Who do you want to win in today's Super Bowl LIII, the LA Rams or the NE Patriots?  Take the poll and let us know who you'll be rooting for!


----------



## CeeCee (Feb 3, 2019)

Rams!


----------



## RadishRose (Feb 3, 2019)

Snoopy!


----------



## CeeCee (Feb 3, 2019)

RadishRose said:


> Snoopy!




Well then I want The Bears to win.


----------



## RadishRose (Feb 3, 2019)

I'm good with that.


----------



## Buckeye (Feb 3, 2019)

Patriots, simply because the Rams shouldn't be there


----------



## Aunt Bea (Feb 3, 2019)




----------



## Seeker (Feb 3, 2019)

Aunt Bea said:


>




Yes please!!!!!!


----------



## Buckeye (Feb 3, 2019)

And the Patriots win it 13 to 3  .  Tom Brady for MVP!!!!
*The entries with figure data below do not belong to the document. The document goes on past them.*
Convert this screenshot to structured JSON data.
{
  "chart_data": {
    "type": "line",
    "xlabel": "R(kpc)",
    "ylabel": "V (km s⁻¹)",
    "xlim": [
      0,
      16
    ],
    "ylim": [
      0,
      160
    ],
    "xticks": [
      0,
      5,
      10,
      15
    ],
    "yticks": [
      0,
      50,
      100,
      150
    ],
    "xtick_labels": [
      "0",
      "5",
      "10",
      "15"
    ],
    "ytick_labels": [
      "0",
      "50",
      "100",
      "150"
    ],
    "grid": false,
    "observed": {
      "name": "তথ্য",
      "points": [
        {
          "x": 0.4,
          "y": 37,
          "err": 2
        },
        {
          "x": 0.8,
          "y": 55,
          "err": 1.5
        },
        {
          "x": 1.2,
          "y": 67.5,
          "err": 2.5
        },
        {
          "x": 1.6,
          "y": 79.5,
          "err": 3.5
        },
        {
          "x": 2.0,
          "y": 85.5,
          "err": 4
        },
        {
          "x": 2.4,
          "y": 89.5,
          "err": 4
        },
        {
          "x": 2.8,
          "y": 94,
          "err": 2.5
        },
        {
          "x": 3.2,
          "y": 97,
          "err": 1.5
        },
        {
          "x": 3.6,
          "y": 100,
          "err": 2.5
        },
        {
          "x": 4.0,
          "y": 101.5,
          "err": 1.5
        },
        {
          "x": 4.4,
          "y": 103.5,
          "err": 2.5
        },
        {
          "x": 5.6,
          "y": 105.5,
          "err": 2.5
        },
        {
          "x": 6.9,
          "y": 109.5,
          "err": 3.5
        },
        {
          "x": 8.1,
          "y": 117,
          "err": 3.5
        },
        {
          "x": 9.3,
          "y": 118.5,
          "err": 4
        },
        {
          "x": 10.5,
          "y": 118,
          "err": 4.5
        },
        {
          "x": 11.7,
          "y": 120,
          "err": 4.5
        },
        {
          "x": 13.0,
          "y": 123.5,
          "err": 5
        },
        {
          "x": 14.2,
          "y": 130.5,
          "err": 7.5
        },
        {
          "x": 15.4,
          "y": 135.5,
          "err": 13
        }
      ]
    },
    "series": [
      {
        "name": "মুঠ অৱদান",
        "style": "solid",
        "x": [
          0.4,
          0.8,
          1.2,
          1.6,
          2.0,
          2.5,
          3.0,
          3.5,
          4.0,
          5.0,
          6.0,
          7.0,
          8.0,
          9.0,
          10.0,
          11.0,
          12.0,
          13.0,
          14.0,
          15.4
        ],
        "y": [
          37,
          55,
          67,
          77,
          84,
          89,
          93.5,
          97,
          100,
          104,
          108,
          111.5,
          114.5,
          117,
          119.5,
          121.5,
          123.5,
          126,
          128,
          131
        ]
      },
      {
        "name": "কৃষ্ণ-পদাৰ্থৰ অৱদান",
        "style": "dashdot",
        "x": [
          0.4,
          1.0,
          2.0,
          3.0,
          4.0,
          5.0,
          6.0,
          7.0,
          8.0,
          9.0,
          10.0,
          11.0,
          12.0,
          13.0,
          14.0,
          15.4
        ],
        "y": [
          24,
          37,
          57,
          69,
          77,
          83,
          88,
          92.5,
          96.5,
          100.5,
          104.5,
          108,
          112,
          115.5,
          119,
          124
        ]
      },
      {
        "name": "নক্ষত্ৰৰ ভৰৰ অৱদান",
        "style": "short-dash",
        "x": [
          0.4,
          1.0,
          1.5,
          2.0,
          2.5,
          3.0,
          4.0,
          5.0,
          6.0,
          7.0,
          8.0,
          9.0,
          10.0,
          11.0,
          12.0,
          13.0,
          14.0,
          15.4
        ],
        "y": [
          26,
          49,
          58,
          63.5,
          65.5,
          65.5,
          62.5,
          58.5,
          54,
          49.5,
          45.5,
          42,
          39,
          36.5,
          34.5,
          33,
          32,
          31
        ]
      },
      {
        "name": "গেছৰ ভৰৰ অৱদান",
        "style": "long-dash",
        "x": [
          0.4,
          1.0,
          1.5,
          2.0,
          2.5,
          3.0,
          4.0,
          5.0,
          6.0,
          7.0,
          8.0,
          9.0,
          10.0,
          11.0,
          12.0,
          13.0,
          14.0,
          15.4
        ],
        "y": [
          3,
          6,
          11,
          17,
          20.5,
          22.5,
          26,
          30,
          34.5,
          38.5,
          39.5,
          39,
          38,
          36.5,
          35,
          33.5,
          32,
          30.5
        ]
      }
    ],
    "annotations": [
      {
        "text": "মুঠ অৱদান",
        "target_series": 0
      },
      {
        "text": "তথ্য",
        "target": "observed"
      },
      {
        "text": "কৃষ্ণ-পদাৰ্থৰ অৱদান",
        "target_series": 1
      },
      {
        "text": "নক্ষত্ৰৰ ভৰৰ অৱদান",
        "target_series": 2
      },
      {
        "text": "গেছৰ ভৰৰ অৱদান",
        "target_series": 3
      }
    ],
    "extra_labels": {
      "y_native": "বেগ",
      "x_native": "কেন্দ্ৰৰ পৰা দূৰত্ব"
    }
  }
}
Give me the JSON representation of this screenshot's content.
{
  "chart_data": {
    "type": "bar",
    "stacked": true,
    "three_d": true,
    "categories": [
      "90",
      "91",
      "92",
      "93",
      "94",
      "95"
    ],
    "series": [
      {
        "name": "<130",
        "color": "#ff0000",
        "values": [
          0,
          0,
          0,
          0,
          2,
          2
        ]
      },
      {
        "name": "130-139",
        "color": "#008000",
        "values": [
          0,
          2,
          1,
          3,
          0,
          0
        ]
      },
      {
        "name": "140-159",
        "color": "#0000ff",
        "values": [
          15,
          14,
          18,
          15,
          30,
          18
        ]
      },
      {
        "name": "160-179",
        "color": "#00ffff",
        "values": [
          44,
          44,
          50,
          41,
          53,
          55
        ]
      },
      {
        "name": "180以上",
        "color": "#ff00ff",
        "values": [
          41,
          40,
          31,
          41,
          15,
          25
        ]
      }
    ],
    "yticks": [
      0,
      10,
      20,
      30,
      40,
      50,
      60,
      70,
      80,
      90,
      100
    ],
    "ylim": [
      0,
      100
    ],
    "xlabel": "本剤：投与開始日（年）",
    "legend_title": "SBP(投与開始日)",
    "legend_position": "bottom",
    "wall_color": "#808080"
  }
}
edited to add:  MVP is #11, WR Julian Edelman.


----------



## SeaBreeze (Feb 3, 2019)

A win is a win, congrats to the Patriots!


----------



## C'est Moi (Feb 3, 2019)

ZZZZZZZZZZZZZZZZZZZZZZZZZZZZZZZZ   fftobed:


----------



## Keesha (Feb 3, 2019)

C'est Moi said:


> ZZZZZZZZZZZZZZZZZZZZZZZZZZZZZZZZ   fftobed:


Ditto!


----------



## Trade (Feb 3, 2019)




----------



## terry123 (Feb 4, 2019)

Glad Tom got the win!  Not an exciting game but glad for the win. Wanted him to get the 6th ring.


----------



## 911 (Feb 7, 2019)

Boring game and the commercials weren't much better., The best part of the game was that I won $250.00. I had 3-0 at the half. First time that I've won a pool in ages.


----------



## twinkles (Feb 7, 2019)

hooray for the patriots


----------



## Furryanimal (Feb 7, 2019)

Worst Super Bowl I have ever seen.And it's been on British TV since 1983.


----------



## RadishRose (Feb 7, 2019)

I call it the Stupor Bowl. :sleeping:


----------



## DaveA (Feb 9, 2019)

RadishRose said:


> I call it the Stupor Bowl. :sleeping:



For shame, Rose.  Now I'll just have to report your behavior to my Connecticut relatives!!!


----------